TD: So yeah, I'm working on a project out of my hometown archive. I grew up in Dearborn, Michigan. So I'm working on this project about Henry Ford’s Sociological Department, which is kind of this ethnic cleansing assimilationist project that Ford Motor Company had in the early 1900s, where he was kind of “indoctrinating” all foreign workers. So even workers from places like Europe went into this melting pot. Literally, there was a ceremony where you graduate from their English school, and you'd walk behind a melting pot and come out: you’d go in with your “native garb” and come out in an American suit.

And so yes, I'm working on this manuscript project called DEARBORNISTAN, which is just kind of like playing with the history, my personal archive in Michigan, and growing up in Dearborn. And then also my greater, historical ancestral archive of migration for work and kind of like displacement. And the early impact of Ford as a lower-case “state”: Ford’s not the US government, but it's kind of working in proxy to a state, right? Like your workers are living under a kind of an employer-state where they have to go to an English school, they have to have their homes surveyed and inspected, and so on. And that's just been really enlightening. 

HK: Okay interesting, so what kind of project is it? Is it a collection or?

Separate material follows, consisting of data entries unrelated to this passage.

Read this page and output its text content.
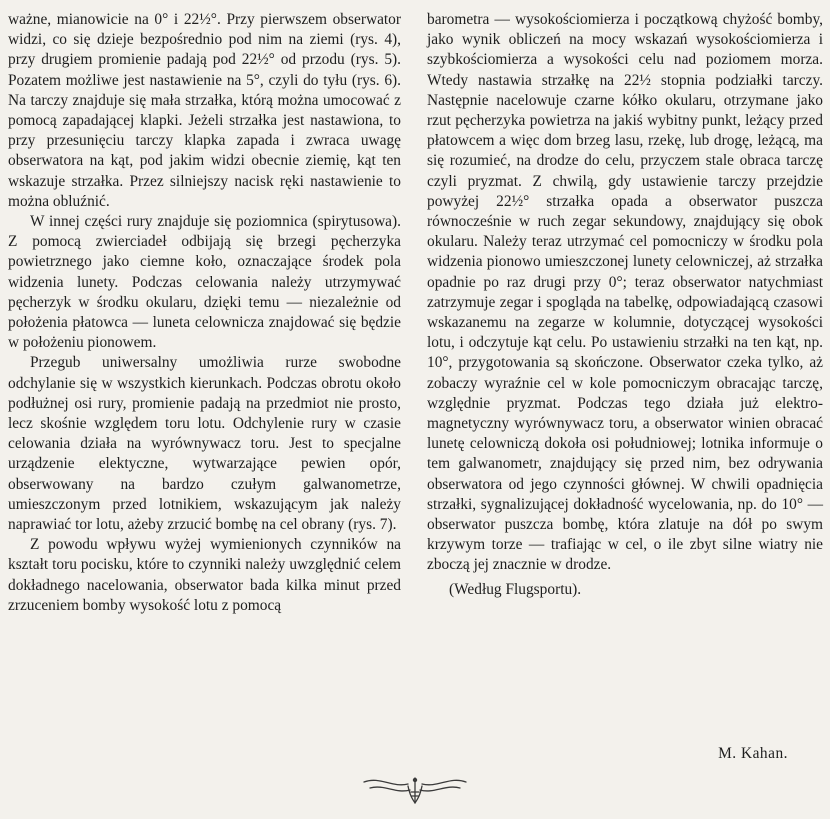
ważne, mianowicie na 0° i 22½°. Przy pierwszem obserwator widzi, co się dzieje bezpośrednio pod nim na ziemi (rys. 4), przy drugiem promienie padają pod 22½° od przodu (rys. 5). Pozatem możliwe jest nastawienie na 5°, czyli do tyłu (rys. 6). Na tarczy znajduje się mała strzałka, którą można umocować z pomocą zapadającej klapki. Jeżeli strzałka jest nastawiona, to przy przesunięciu tarczy klapka zapada i zwraca uwagę obserwatora na kąt, pod jakim widzi obecnie ziemię, kąt ten wskazuje strzałka. Przez silniejszy nacisk ręki nastawienie to można obluźnić.

W innej części rury znajduje się poziomnica (spirytusowa). Z pomocą zwierciadeł odbijają się brzegi pęcherzyka powietrznego jako ciemne koło, oznaczające środek pola widzenia lunety. Podczas celowania należy utrzymywać pęcherzyk w środku okularu, dzięki temu — niezależnie od położenia płatowca — luneta celownicza znajdować się będzie w położeniu pionowem.

Przegub uniwersalny umożliwia rurze swobodne odchylanie się w wszystkich kierunkach. Podczas obrotu około podłużnej osi rury, promienie padają na przedmiot nie prosto, lecz skośnie względem toru lotu. Odchylenie rury w czasie celowania działa na wyrównywacz toru. Jest to specjalne urządzenie elektyczne, wytwarzające pewien opór, obserwowany na bardzo czułym galwanometrze, umieszczonym przed lotnikiem, wskazującym jak należy naprawiać tor lotu, ażeby zrzucić bombę na cel obrany (rys. 7).

Z powodu wpływu wyżej wymienionych czynników na kształt toru pocisku, które to czynniki należy uwzględnić celem dokładnego nacelowania, obserwator bada kilka minut przed zrzuceniem bomby wysokość lotu z pomocą

barometra — wysokościomierza i początkową chyżość bomby, jako wynik obliczeń na mocy wskazań wysokościomierza i szybkościomierza a wysokości celu nad poziomem morza. Wtedy nastawia strzałkę na 22½ stopnia podziałki tarczy. Następnie nacelowuje czarne kółko okularu, otrzymane jako rzut pęcherzyka powietrza na jakiś wybitny punkt, leżący przed płatowcem a więc dom brzeg lasu, rzekę, lub drogę, leżącą, ma się rozumieć, na drodze do celu, przyczem stale obraca tarczę czyli pryzmat. Z chwilą, gdy ustawienie tarczy przejdzie powyżej 22½° strzałka opada a obserwator puszcza równocześnie w ruch zegar sekundowy, znajdujący się obok okularu. Należy teraz utrzymać cel pomocniczy w środku pola widzenia pionowo umieszczonej lunety celowniczej, aż strzałka opadnie po raz drugi przy 0°; teraz obserwator natychmiast zatrzymuje zegar i spogląda na tabelkę, odpowiadającą czasowi wskazanemu na zegarze w kolumnie, dotyczącej wysokości lotu, i odczytuje kąt celu. Po ustawieniu strzałki na ten kąt, np. 10°, przygotowania są skończone. Obserwator czeka tylko, aż zobaczy wyraźnie cel w kole pomocniczym obracając tarczę, względnie pryzmat. Podczas tego działa już elektro-magnetyczny wyrównywacz toru, a obserwator winien obracać lunetę celowniczą dokoła osi południowej; lotnika informuje o tem galwanometr, znajdujący się przed nim, bez odrywania obserwatora od jego czynności głównej. W chwili opadnięcia strzałki, sygnalizującej dokładność wycelowania, np. do 10° — obserwator puszcza bombę, która zlatuje na dół po swym krzywym torze — trafiając w cel, o ile zbyt silne wiatry nie zboczą jej znacznie w drodze.

(Według Flugsportu).

M. Kahan.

TD: So Dearbornistan is a visual poetry collection, because I'm working with a lot of archival documents, remixing and collaging them. But it's also kind of part-creative nonfiction vignettes. There's a section of stories told through the cars my family owned growing up. So it's kind of a hybrid project. And that is the project I've taken on as my thesis and it's on submission with some great presses right now. So, we'll see if it gets published.

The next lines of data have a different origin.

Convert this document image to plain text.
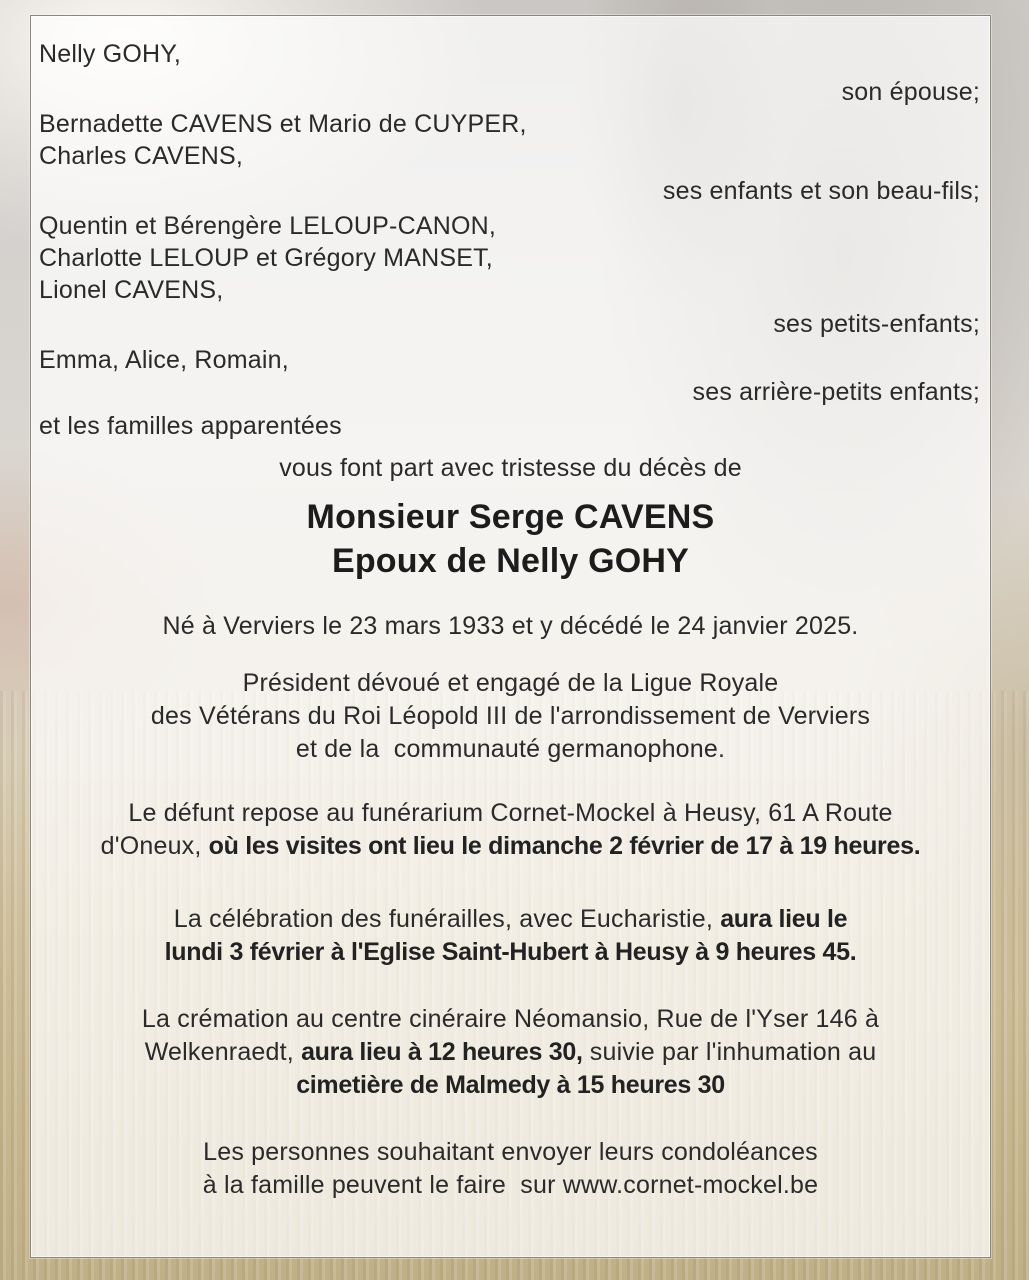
Nelly GOHY,
son épouse;
Bernadette CAVENS et Mario de CUYPER,
Charles CAVENS,
ses enfants et son beau-fils;
Quentin et Bérengère LELOUP-CANON,
Charlotte LELOUP et Grégory MANSET,
Lionel CAVENS,
ses petits-enfants;
Emma, Alice, Romain,
ses arrière-petits enfants;
et les familles apparentées
vous font part avec tristesse du décès de
Monsieur Serge CAVENS
Epoux de Nelly GOHY
Né à Verviers le 23 mars 1933 et y décédé le 24 janvier 2025.
Président dévoué et engagé de la Ligue Royale
des Vétérans du Roi Léopold III de l'arrondissement de Verviers
et de la  communauté germanophone.
Le défunt repose au funérarium Cornet-Mockel à Heusy, 61 A Route
d'Oneux, où les visites ont lieu le dimanche 2 février de 17 à 19 heures.
La célébration des funérailles, avec Eucharistie, aura lieu le
lundi 3 février à l'Eglise Saint-Hubert à Heusy à 9 heures 45.
La crémation au centre cinéraire Néomansio, Rue de l'Yser 146 à
Welkenraedt, aura lieu à 12 heures 30, suivie par l'inhumation au
cimetière de Malmedy à 15 heures 30
Les personnes souhaitant envoyer leurs condoléances
à la famille peuvent le faire  sur www.cornet-mockel.be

HK: Wow that’s really good, really inspiring. And good luck too, with those submissions by the way.

TD: Yeah. Definitely. I can speak to, really quickly, like the opportunities that Minnesota has given me if that’s useful. 

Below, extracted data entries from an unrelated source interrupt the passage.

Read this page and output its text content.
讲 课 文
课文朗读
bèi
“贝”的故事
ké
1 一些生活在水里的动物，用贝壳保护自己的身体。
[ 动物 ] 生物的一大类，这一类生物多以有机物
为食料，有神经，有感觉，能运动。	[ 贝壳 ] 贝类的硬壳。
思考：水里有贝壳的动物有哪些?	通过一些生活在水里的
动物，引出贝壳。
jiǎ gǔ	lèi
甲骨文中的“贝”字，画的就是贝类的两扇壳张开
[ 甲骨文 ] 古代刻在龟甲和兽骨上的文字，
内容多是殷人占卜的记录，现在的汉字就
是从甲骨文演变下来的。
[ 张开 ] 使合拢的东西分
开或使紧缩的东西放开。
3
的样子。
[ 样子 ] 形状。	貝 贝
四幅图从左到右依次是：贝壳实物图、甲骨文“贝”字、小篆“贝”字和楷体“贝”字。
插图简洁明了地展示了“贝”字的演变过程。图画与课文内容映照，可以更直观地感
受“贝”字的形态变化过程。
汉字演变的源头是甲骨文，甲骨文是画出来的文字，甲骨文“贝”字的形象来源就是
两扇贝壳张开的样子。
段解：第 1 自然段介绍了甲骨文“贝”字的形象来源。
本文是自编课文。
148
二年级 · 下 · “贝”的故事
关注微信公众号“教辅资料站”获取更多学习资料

HK: Oh definitely, please do! 

TD: So yeah, Minnesota Creative Writing/English: for example, the faculty here, like Peter Campion, who helped me make connections and think about sending out my book to editors and presses. He read my thesis manuscript and was sort of like “Let’s do this, I really believe in this project.” And yeah, I don’t know. I love that you can go somewhere and someone may believe in your work so much that they're willing to actually take their personal resources and connections and kind of put that on the line for you.

A lot like how fiction writers and nonfiction writers here will have professors that have agents who will connect them with their agents or will connect with other agents through that agent. I just feel like faculty here have been very supportive, directly, in getting me to publish my book, and getting it the notice that it might need to keep kind of moving through the publishing world.

HK: That’s great, that really is great. Hearing how supportive everyone is. Thank you again, Tarik for doing this interview with me!